Should I study here or go abroad?, Parenting & Education News & Top Stories | #parenting


A love for Korean culture that started in primary school might see Ms Hailey Lin, 19, studying in a South Korean university – coronavirus pandemic or not.

The A-level school-leaver is among the Singaporeans who have to decide whether to stay in the Republic or go overseas for their university studies come the start of the new academic year in the third quarter of this year.

Overseas and local universities are in the midst of their application and decision periods.

Ms Lin, who has been learning Korean since she was in Primary 5, is applying to Seoul National University and Yonsei University to pursue an undergraduate degree in business administration.

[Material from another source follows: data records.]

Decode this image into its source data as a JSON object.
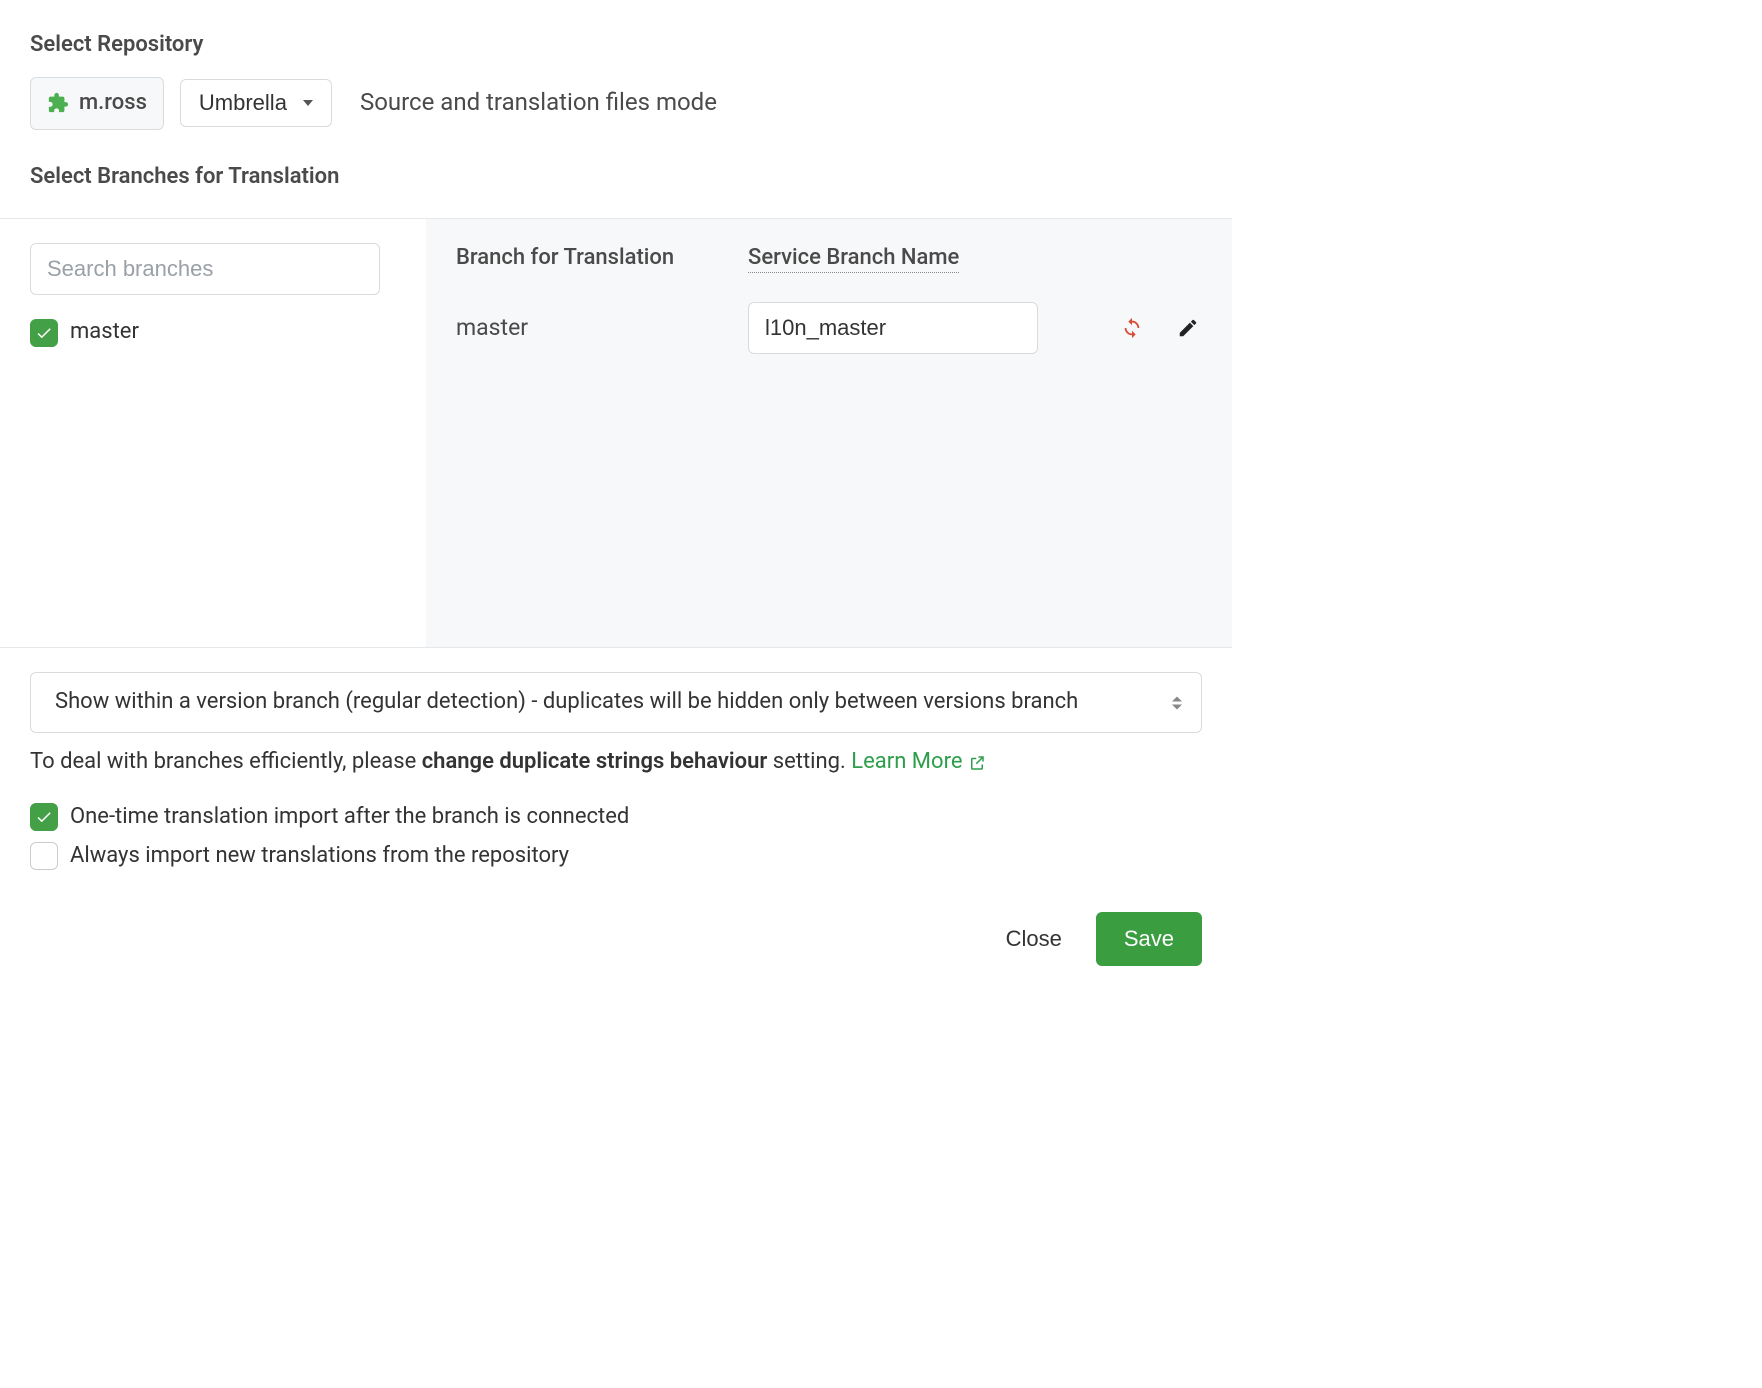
{
  "repo": {
    "heading": "Select Repository",
    "owner": "m.ross",
    "project": "Umbrella",
    "mode_label": "Source and translation files mode"
  },
  "branches": {
    "heading": "Select Branches for Translation",
    "search_placeholder": "Search branches",
    "list": [
      {
        "label": "master",
        "checked": true
      }
    ]
  },
  "right": {
    "col_branch": "Branch for Translation",
    "col_service": "Service Branch Name",
    "rows": [
      {
        "branch": "master",
        "service": "l10n_master"
      }
    ]
  },
  "settings": {
    "select_value": "Show within a version branch (regular detection) - duplicates will be hidden only between versions branch",
    "hint_prefix": "To deal with branches efficiently, please ",
    "hint_strong": "change duplicate strings behaviour",
    "hint_suffix": " setting. ",
    "learn_more": "Learn More",
    "opt_onetime": "One-time translation import after the branch is connected",
    "opt_always": "Always import new translations from the repository"
  },
  "buttons": {
    "close": "Close",
    "save": "Save"
  }
}
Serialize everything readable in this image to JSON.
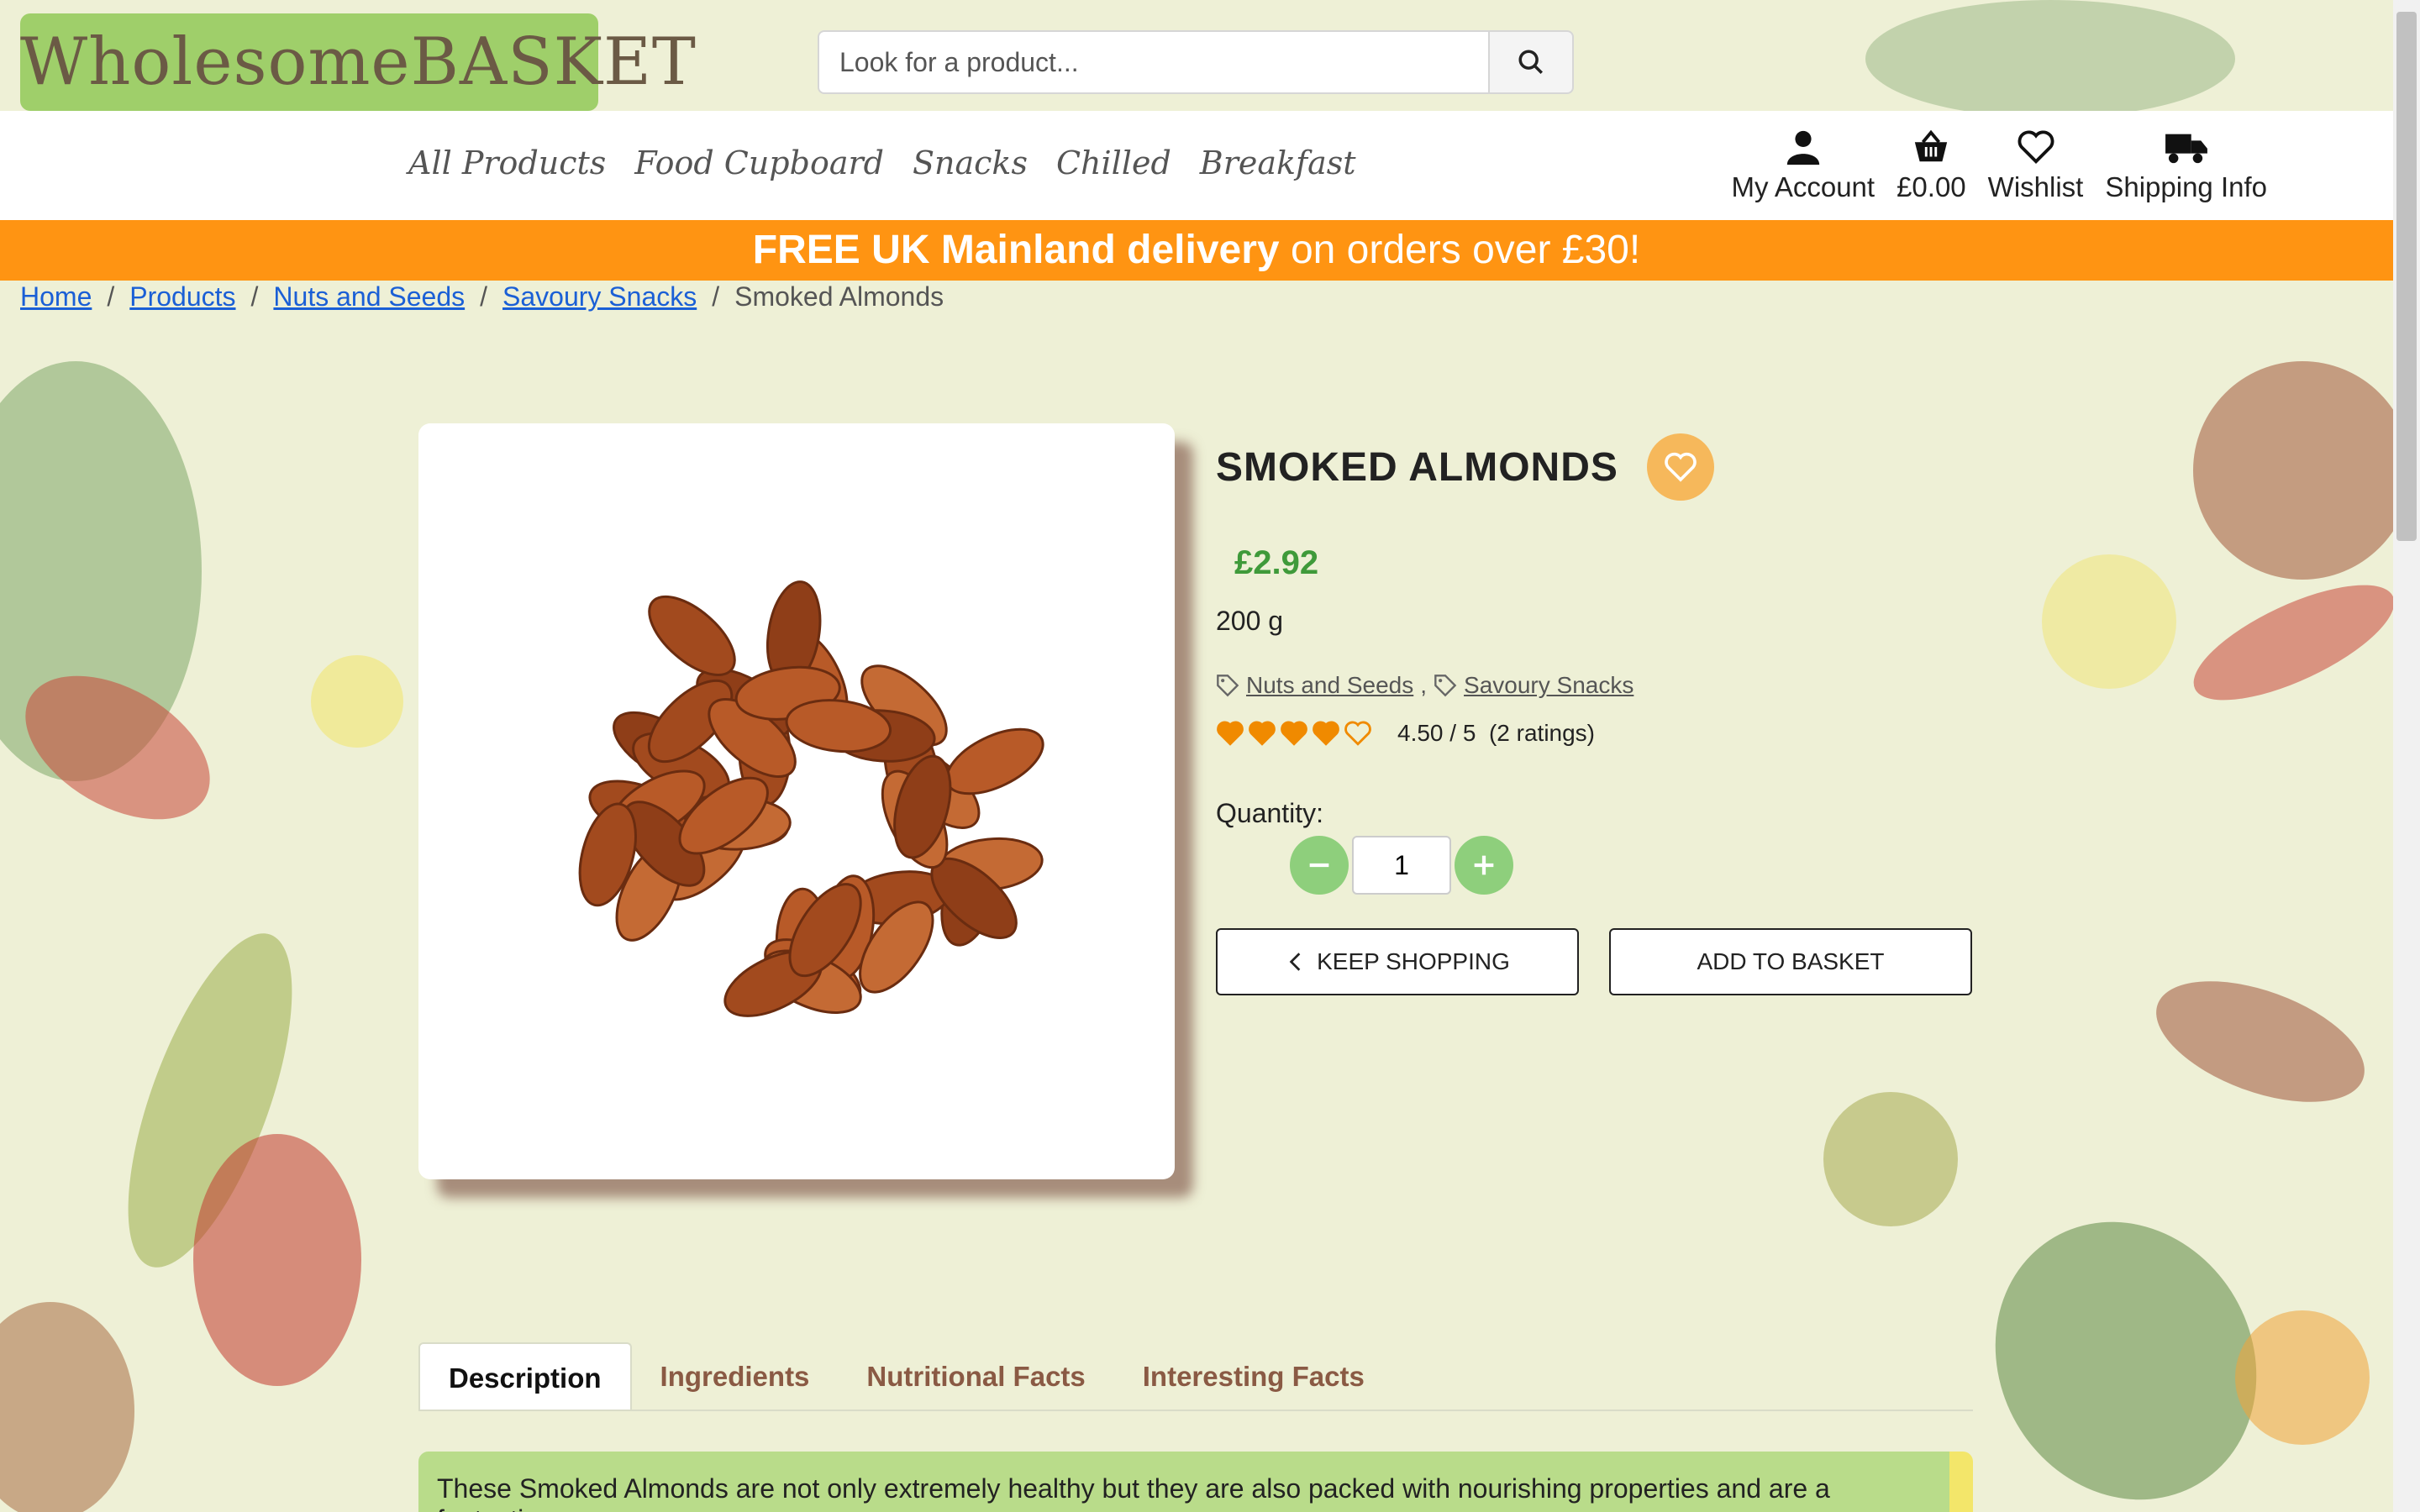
{
  "header": {
    "logo_text": "WholesomeBASKET",
    "search_placeholder": "Look for a product..."
  },
  "nav": {
    "categories": [
      "All Products",
      "Food Cupboard",
      "Snacks",
      "Chilled",
      "Breakfast"
    ],
    "account_label": "My Account",
    "basket_label": "£0.00",
    "wishlist_label": "Wishlist",
    "shipping_label": "Shipping Info"
  },
  "promo": {
    "bold": "FREE UK Mainland delivery",
    "rest": " on orders over £30!"
  },
  "breadcrumb": [
    "Home",
    "Products",
    "Nuts and Seeds",
    "Savoury Snacks",
    "Smoked Almonds"
  ],
  "product": {
    "title": "SMOKED ALMONDS",
    "price": "£2.92",
    "size": "200 g",
    "tags": [
      "Nuts and Seeds",
      "Savoury Snacks"
    ],
    "tag_separator": ",",
    "rating_value": 4.5,
    "rating_text": "4.50 / 5",
    "rating_count": "(2 ratings)",
    "quantity_label": "Quantity:",
    "quantity": "1",
    "keep_shopping": "KEEP SHOPPING",
    "add_to_basket": "ADD TO BASKET"
  },
  "tabs": [
    "Description",
    "Ingredients",
    "Nutritional Facts",
    "Interesting Facts"
  ],
  "description": "These Smoked Almonds are not only extremely healthy but they are also packed with nourishing properties and are a fantastic",
  "colors": {
    "accent_orange": "#ff9412",
    "logo_green": "#9fcf6a",
    "price_green": "#3f9a3a",
    "heart_orange": "#f6b85b"
  }
}
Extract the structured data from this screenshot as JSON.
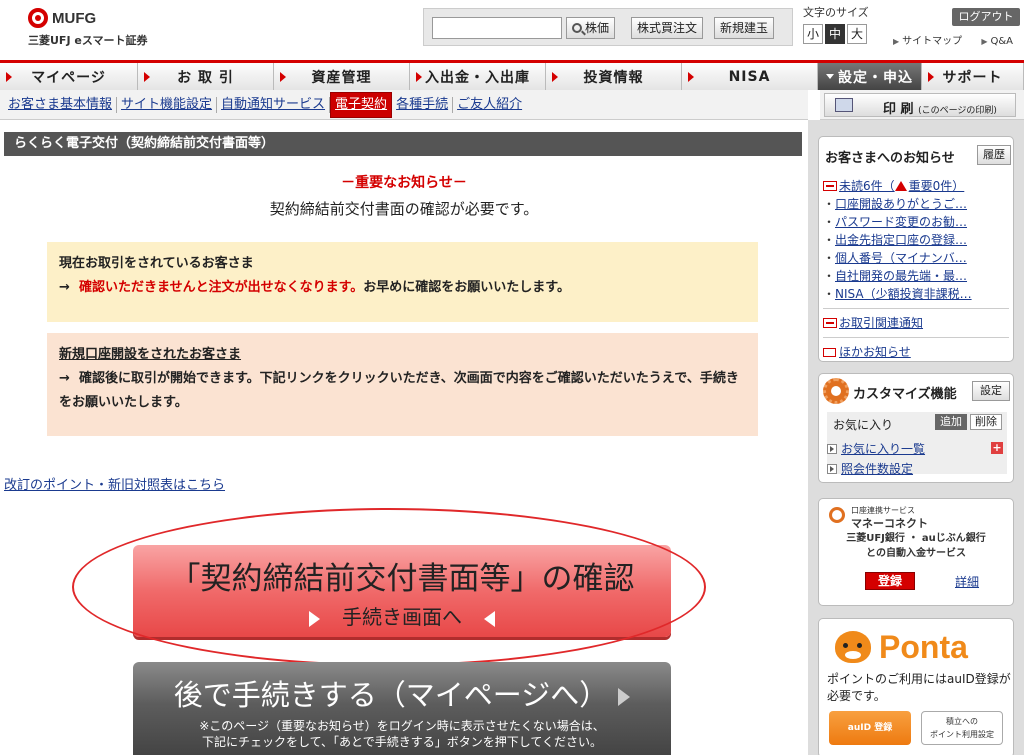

She is proficient enough in the language to take some of her lessons in Korean.

While some like Ms Lin are not letting Covid-19 scupper their dreams of studying overseas, others are less optimistic.

More than half of the 12 students The Sunday Times spoke to had doubts about going overseas, despite having already secured university places. They cited concerns like having to do classes online, or growing racism towards those of East Asian descent in the West.

There is also the cost of having to pay overseas fees while attending virtual lessons in Singapore.

Some, like Ms Kate Tham, 18, are taking a wait-and-see approach.

Ms Tham and her parents have decided to defer her entry to the University of Bristol in Britain until next year. She said: “Although I would personally prefer to go this year, I agree with my parents that it would not be worth it if all my lessons are online.”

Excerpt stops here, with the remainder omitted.